Of course, the Bloomsbury Group are known for their tangled web of relationships. As we went round the house on a guided tour (you can't wander round on your own) there were lots of knitted brows and constant queries - "What, so she was married to him, but then...?" and "But I thought her father was...?" You do have to concentrate, especially when it comes to the bit where Angelica, Vanessa's daughter by Duncan Grant, grows up to marry David Garnett, her father's lover. It was Angelica who in 1980 helped to form the Charleston Trust, which now looks after the house.
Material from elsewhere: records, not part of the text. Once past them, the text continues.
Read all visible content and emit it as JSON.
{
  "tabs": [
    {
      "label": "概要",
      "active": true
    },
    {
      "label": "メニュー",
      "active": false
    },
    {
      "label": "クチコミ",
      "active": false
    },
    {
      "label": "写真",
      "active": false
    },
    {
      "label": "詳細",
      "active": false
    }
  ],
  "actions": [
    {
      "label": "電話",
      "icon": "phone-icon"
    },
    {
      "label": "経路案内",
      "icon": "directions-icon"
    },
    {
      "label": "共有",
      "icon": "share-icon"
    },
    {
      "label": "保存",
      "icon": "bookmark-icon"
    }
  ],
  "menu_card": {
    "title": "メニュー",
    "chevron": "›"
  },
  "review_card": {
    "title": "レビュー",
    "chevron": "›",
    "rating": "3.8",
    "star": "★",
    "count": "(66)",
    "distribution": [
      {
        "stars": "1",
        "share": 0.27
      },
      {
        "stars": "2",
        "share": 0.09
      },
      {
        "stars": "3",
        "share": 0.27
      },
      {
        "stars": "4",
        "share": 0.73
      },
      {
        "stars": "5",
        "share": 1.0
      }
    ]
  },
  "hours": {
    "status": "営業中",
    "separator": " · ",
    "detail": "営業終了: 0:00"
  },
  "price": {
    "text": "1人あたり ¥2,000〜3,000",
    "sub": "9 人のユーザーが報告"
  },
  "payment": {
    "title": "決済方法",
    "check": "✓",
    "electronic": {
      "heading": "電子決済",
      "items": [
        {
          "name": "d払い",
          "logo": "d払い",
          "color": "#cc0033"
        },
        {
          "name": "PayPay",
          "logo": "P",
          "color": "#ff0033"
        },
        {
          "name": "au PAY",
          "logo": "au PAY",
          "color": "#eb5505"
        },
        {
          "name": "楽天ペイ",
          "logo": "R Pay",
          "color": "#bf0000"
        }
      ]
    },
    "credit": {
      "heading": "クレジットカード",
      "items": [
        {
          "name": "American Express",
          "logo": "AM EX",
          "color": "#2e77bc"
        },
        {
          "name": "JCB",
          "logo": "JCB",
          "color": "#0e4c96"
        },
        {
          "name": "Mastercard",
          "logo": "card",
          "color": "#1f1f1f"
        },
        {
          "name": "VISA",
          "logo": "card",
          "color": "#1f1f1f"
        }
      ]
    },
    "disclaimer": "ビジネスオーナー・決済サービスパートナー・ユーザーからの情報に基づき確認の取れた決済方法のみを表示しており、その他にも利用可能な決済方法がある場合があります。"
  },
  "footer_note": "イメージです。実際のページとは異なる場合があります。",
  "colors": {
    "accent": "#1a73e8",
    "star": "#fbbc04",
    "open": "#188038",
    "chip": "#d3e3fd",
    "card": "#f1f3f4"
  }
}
I was an early visitor when it opened to the public over thirty years ago. There were lots of articles in magazines about the house and its inhabitants, and Laura Ashley produced a range of fabrics inspired by the house. I made curtains out of some of them, and very lovely they were; and, a little like Vanessa, for quite a long spell I decorated chairs and cupboards and walls, albeit in a much simpler way - I stippled and sponged and picked out details until our poor house begged for mercy.

So it was lovely to go back and see the house again. I'd hoped to buy a little something from the shop, but everything was much too expensive - a stunning lampshade was well over £100 (ironic, considering that the house was originally decorated on something of a shoestring), so I had to be satisfied with a few postcards. And my apologies for the lack of pictures in this post: photographs were not allowed, and there's a very stern warning on the website about using pictures from there without permission. But here's the link to the website, where you can see the house in all its loveliness.

The last room you visit is the studio where Duncan Grant worked pretty much up to his death in 1978. It's full of the everyday detritus of an artist's life: there's his easel, his chair, and on the overflowing mantelpiece, a soda siphon, a whisky bottle and a glass. It's as if he's just left the room for a moment, perhaps to go out into the garden.


A picture I took in the garden - not a very good one, I'm afraid: it was a dull and miserable day.